Written by Nigel McFarlane.
The physical edition of the book may be purchased from Amazon.com, or downloaded in RTF or PDF format from InformIT, or his publisher, PH PTR.
The extra files for the NoteTaker example application may be downloaded from PH PHR.
I am Ben Karel.
I have made the following changes to the original document:
- Converted the book from RTF/PDF format to HTML on or about 13 June 2004.
- Updated the content of the book to reflect the Errata listings on 13 October 2004.
- Moved the Dedication from the front/Introduction section to this page; moved the Acknowledgements from the front/Introduction section to this page. Omitted the index, since it seemed irrelevant for a searchable online book. These changes were made on or about 09 October 2004
From Ben:
Notes from ... well, I don't really know what to call myself in the context of the HTML version of this book. I guess the closest term would be porter, in the sense programmers tend to use the word: one who takes code written for one platform and makes it run on another platform. In this case, the "code" is the content of the book, and the original "platform" was the PDF and RTF formats in which the book was originally offered for download.
The broad process went something like this:
- Download RTF and PDF copies of the book.
- Open all the RTF pages in Microsoft Word and export as HTML.
- Strip the HTML from the .html files produced, leaving structured but un-marked-up content.
- Using jEdit on Windows, begin analyzing the structure of the text and creating regular expressions to bring out said structure. sed could have done most if not all of the actual replacing, but it still would have been time-consuming to determine the correct transformations.
- Continue "programatically" adding broad swathes of markup through regular expressions. By the end, there were probably fifty regexps responsible for the skeleton of the HTML.
- A fair bit of a hand-tweaking of the RE-generated HTML and addition of context-sensitive HTML (marking code blocks with the appropriate language attributes, adding links, marking variables, and conversion of related-item-chains to unordered bag lists. Search the source for <ul class="bag"> for an example.)
- Using pdfimages.exe, extract the images from the PDF documents. Convert from .PPM to PNG and, for select images, resize and/or convert to JPG. Optimize PNG files with pngout.exe.

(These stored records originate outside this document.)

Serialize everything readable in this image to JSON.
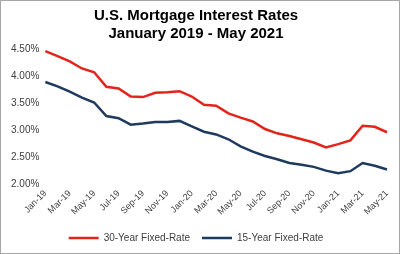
{
  "chart_data": {
    "type": "line",
    "title": "U.S. Mortgage Interest Rates",
    "subtitle": "January 2019 - May 2021",
    "categories": [
      "Jan-19",
      null,
      "Mar-19",
      null,
      "May-19",
      null,
      "Jul-19",
      null,
      "Sep-19",
      null,
      "Nov-19",
      null,
      "Jan-20",
      null,
      "Mar-20",
      null,
      "May-20",
      null,
      "Jul-20",
      null,
      "Sep-20",
      null,
      "Nov-20",
      null,
      "Jan-21",
      null,
      "Mar-21",
      null,
      "May-21"
    ],
    "series": [
      {
        "name": "30-Year Fixed-Rate",
        "color": "#e3241b",
        "values": [
          4.46,
          4.37,
          4.27,
          4.14,
          4.07,
          3.8,
          3.77,
          3.62,
          3.61,
          3.69,
          3.7,
          3.72,
          3.62,
          3.47,
          3.45,
          3.31,
          3.23,
          3.16,
          3.02,
          2.94,
          2.89,
          2.83,
          2.77,
          2.68,
          2.74,
          2.81,
          3.08,
          3.06,
          2.96
        ]
      },
      {
        "name": "15-Year Fixed-Rate",
        "color": "#1f3a5f",
        "values": [
          3.89,
          3.81,
          3.71,
          3.6,
          3.51,
          3.26,
          3.22,
          3.1,
          3.12,
          3.15,
          3.15,
          3.17,
          3.07,
          2.97,
          2.92,
          2.83,
          2.7,
          2.6,
          2.52,
          2.46,
          2.39,
          2.36,
          2.32,
          2.25,
          2.2,
          2.24,
          2.39,
          2.34,
          2.27
        ]
      }
    ],
    "ylim": [
      2,
      4.5
    ],
    "yticks": [
      {
        "value": 2,
        "label": "2.00%"
      },
      {
        "value": 2.5,
        "label": "2.50%"
      },
      {
        "value": 3,
        "label": "3.00%"
      },
      {
        "value": 3.5,
        "label": "3.50%"
      },
      {
        "value": 4,
        "label": "4.00%"
      },
      {
        "value": 4.5,
        "label": "4.50%"
      }
    ],
    "grid": false,
    "legend": "bottom"
  }
}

Use screenshot tool to capture the vector diagrams (not stored as extractable images).
- Develop proper, logical, well-structured cascading stylesheets.
At this point, the RTF and HTML files were transferred to a laptop running Red Hat Linux, which was brought along on a week-long summer vacation to New England.
All in all, the process took perhaps two hundred hours to complete. I actually ran through most of the steps once before I realized that a few of my early structural decisions were going to make my life difficult, which prompted me to start again from scratch. If I did it again, I could probably get it done in sixty, with a bit of luck and foresight.
Then again, the last few steps (tweaking the XHTML, CSS) aren't done yet and may not ever be "done".